One of the most commonly asked questions about psychological problems is about the nature of the condition that is called depression. The concept of depression as understood (or misunderstood) by many, varies from person to person. For many, depression represents a reaction to setbacks or tragedies in life, and therefore, cannot be set right until the problem is solved. (Well that is right, isn’t it? Well, not quite! We shall discuss this in a bit.) For others, these are to do with ‘chemical changes in the brain’. So what is depression really? How is it caused and what can make it better?
We all know that a wide range exists in people’s abilities to cope with a given situation. Thus while one person is able to cope with a huge tragedy without much distress, another person may breakdown under seemingly minor stress. So what is it that makes this difference? To take this a little further, some people can breakdown and go into depression with almost no stress at all! In other words, feeling sad although there is nothing to worry about! So how do we make sense of all this?
Well, let me put it this way – Depression is a condition characterized by certain symptoms (such as sustained low mood, lack of interest in pleasurable activities, pessimism, poor confidence, tendency to self harm), the exact nature and duration of which is defined by experts from time to time. Depression is best seen as a set of co-occurring symptoms, and at a superficial level, seem to be very similar in different people suffering from it. In reality though, depression varies from person to person. In the case of a situation where a person is depressed with no obvious source of stress in life, it is perhaps that an internal abnormality in the chemicals in the brain has occurred spontaneously (due to inherent errors like genetics). These chemical abnormalities ‘activate the parts of the brain that trigger feelings of sadness’, making the sufferer feel sad! In such cases, medicines are likely very effective, as they can reverse the chemical abnormalities.
In other instances, depression emerges in the wake of a major tragedy (or any stress) that may be seen as causing certain changes in the brain. Thus, although medicines may be useful in this scenario, additional strategies such as counseling, in order to reduce the psychological impact of the tragedy and integrate it better, will be needed.
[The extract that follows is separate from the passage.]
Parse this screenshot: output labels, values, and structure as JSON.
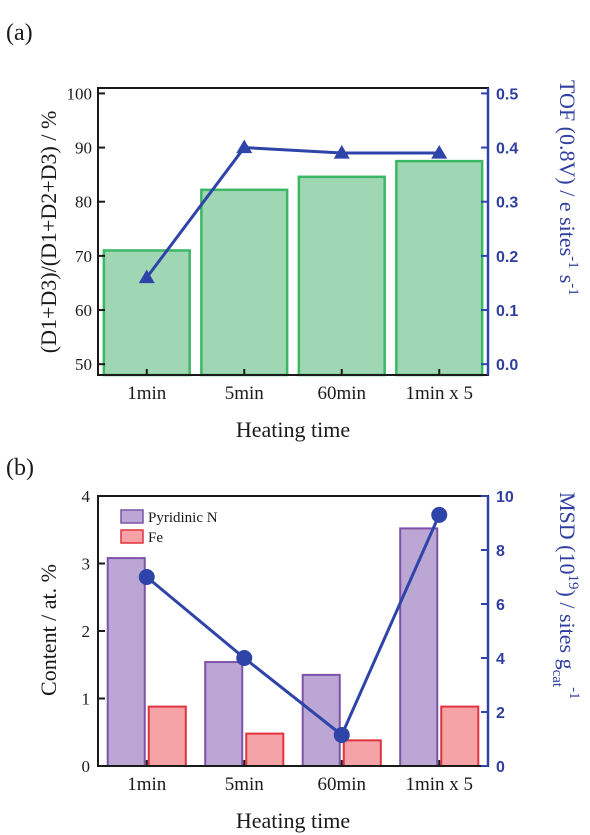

Let us take the help of an analogy to understand this better. A person having really weak bones due to old age suffers a fracture, without any trauma (what is called a pathological fracture), as he was just walking on the road. Another person, a young man, breaks a bone in an accident. In the former situation, merely resting and plastering will not help much unless the problem of weak bones is rectified; because otherwise, a re-fracture is likely – as the problem is within! In the second case though, resting the affected part and plastering it to mitigate the effects of the trauma will be the main intervention.
Between these two extreme descriptions, exist an entire spectrum of depressive conditions with causal contributions from both internal abnormalities as well as external sources of stress. Therefore, in the real world, a combination of medicines and counseling usually works best – Medicines correcting the internal abnormality, and therapy taking care of the handling and processing of external stressors.